Nothing there to scare Claude, but 30 minutes total is still faster than asking a colleague for a code review, and probably more comprehensive too. And it did it on about 0.25 cents of electricity.
> Turns out getting a thread onto the A100 cores requires a two-step handshake: > > write the thread’s TID to /proc/set_ai_thread (a kernel interface that unlocks scheduling on cores 8–15 for that specific thread) > then call sched_setaffinity to pin it.
If you want to just run arbitrary Linux programs on the A100 cores, I wrote a small assembly language launcher which does the above PID writing and then EXECs the thing you really want.
https://github.com/brucehoult/k3_aiAs normal CPUs the eight 2-wide in-order A100 cores (like an A53 or A55 or Pentium or PPC603) add about 40% normal scalar processing power to the eight X100 cores.
That's better than Hyperthreading and well worth using for some additional processing power. Just kick off a background build, or CI or something there while you do something else on the X100 cores. If you ignore the special "AI" matrix processing extension they are just perfectly normal RISC-V RVA23 cores as far as user code is concerned — and in fact significantly faster than the previous generation K1 chip.
A Linux kernel build on just the A100 "AI" cores is faster than on any previous RISC-V SBC under $1000, including the HiFive Premier P550 or Milk-V Megrez. It's several times faster than the VisionFive 2 or Milk-V Jupiter / BPI-F3.

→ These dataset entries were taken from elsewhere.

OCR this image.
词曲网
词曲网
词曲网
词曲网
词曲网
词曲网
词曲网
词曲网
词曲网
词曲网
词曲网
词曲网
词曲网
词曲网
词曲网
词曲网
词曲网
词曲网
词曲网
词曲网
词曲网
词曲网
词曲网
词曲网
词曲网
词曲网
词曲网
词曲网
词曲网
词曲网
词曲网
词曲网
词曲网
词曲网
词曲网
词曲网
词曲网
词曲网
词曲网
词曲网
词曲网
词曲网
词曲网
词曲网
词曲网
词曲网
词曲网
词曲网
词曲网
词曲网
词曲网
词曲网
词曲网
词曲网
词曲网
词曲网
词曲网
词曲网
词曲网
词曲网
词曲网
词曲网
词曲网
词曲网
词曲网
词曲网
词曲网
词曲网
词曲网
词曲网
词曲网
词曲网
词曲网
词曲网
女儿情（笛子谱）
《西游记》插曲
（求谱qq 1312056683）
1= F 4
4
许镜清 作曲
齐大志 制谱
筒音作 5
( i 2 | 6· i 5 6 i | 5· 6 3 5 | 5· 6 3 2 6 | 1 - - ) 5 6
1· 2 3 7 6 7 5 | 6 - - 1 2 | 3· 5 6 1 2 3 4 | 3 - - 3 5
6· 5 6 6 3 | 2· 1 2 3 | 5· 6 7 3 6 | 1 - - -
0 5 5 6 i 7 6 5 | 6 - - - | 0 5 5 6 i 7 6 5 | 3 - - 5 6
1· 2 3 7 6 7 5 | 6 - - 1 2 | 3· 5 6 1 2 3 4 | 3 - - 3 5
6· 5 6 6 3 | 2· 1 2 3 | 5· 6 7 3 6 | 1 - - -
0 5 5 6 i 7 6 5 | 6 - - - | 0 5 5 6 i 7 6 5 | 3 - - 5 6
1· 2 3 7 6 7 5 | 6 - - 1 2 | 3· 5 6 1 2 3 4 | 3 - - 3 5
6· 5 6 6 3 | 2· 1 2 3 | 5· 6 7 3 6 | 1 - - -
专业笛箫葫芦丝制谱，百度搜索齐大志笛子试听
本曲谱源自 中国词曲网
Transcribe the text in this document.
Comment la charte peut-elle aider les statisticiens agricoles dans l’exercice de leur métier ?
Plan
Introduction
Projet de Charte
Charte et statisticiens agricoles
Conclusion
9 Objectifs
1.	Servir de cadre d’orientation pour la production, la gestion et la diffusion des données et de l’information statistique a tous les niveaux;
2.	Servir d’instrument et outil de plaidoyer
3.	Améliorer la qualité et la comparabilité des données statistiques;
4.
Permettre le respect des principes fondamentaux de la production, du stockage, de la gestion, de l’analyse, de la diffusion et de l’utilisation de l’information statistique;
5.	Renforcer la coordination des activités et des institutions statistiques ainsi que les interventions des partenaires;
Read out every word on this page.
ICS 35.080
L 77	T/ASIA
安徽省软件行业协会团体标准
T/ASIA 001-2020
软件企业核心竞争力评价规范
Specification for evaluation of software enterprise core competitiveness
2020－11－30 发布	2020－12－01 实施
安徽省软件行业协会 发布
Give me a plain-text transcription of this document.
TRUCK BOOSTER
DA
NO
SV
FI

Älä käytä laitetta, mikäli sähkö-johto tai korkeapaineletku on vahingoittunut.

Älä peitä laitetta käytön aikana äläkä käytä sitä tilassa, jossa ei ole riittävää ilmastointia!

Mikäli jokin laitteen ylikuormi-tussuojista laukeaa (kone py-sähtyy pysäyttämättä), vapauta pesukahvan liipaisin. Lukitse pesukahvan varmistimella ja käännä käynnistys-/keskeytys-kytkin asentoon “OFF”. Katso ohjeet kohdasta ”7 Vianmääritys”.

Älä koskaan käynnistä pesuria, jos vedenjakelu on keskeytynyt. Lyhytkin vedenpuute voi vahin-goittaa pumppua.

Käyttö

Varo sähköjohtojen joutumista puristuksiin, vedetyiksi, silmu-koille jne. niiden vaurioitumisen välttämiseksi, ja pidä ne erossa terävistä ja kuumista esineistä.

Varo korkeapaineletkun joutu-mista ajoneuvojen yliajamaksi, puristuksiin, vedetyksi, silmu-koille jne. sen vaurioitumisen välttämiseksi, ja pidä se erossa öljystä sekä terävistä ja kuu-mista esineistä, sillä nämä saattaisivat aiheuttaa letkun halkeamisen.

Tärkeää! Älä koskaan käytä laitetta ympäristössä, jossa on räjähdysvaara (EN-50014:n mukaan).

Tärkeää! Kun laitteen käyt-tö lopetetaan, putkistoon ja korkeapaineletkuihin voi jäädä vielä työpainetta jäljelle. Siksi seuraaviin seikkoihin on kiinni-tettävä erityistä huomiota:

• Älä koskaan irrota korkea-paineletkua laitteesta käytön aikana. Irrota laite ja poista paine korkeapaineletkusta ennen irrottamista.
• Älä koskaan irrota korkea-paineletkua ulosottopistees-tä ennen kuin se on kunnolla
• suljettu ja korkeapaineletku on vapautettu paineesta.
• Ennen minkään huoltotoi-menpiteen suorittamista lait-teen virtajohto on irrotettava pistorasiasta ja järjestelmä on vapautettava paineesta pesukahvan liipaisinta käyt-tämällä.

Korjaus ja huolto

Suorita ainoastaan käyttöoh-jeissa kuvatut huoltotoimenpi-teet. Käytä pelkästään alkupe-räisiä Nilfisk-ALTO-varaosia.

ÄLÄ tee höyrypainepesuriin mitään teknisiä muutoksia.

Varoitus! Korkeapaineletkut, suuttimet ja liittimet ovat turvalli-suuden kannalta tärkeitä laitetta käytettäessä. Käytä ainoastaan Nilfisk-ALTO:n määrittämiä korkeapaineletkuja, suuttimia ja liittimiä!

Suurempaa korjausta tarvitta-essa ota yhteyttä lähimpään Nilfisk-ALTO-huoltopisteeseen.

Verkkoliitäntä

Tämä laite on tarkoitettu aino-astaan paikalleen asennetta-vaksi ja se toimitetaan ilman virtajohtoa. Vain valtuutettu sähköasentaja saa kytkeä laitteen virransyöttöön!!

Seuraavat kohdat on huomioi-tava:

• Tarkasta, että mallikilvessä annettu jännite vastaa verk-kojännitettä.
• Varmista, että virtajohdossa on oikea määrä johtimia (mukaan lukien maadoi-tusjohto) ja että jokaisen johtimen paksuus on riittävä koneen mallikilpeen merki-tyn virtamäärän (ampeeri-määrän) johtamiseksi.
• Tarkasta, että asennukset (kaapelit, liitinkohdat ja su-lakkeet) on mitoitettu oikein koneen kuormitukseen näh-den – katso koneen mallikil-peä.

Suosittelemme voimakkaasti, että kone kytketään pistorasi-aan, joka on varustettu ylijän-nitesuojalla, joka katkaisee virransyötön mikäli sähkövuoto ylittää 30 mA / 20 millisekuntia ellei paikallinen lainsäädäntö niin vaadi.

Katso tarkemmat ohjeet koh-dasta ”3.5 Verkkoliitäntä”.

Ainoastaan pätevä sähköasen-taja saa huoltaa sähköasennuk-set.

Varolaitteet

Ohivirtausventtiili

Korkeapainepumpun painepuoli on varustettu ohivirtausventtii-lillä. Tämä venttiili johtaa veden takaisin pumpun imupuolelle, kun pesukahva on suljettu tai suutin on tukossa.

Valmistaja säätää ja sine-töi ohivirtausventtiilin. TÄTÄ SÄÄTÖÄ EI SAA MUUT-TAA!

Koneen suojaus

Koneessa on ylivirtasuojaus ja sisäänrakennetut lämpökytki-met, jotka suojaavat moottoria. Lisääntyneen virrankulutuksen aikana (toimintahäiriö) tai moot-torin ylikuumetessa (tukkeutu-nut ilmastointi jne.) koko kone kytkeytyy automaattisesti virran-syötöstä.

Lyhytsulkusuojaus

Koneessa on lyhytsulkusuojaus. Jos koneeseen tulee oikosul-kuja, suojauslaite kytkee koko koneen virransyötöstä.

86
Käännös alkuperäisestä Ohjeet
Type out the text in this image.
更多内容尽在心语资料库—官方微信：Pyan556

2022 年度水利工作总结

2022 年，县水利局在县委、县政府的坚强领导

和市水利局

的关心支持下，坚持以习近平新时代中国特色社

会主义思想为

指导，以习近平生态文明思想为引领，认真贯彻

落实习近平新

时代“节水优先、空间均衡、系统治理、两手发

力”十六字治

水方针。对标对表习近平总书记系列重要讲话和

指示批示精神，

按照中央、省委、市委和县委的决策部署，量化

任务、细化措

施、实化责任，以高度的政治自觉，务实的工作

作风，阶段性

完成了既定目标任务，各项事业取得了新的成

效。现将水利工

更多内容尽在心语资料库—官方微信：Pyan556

The K3 is also faster than using QEMU/Docker on my 24 core i9-13900 laptop, and while using 25W instead of 200W.Note the fastest time using a distccd on the X100 cores and another distccd on the A100 cores. This adds a lot of overhead in preprocessing and communication over the network (loopback, but still). But it still gives a pretty nice boost. But running independent tasks on each set of cores is more efficient. Or teaching `gmake` or `ninja` to distribute to two pools of cores using my `ai` launcher would be even better ...
People have made the NPU on that thing do LLMs, and sounds like around the same level (max 3Bish params, 5-6 tok/s last time I tried).
In terms of raw CPU performance, sounds slower?
But maybe has more cores?
Ouch the memory bandwidth sounds really bad.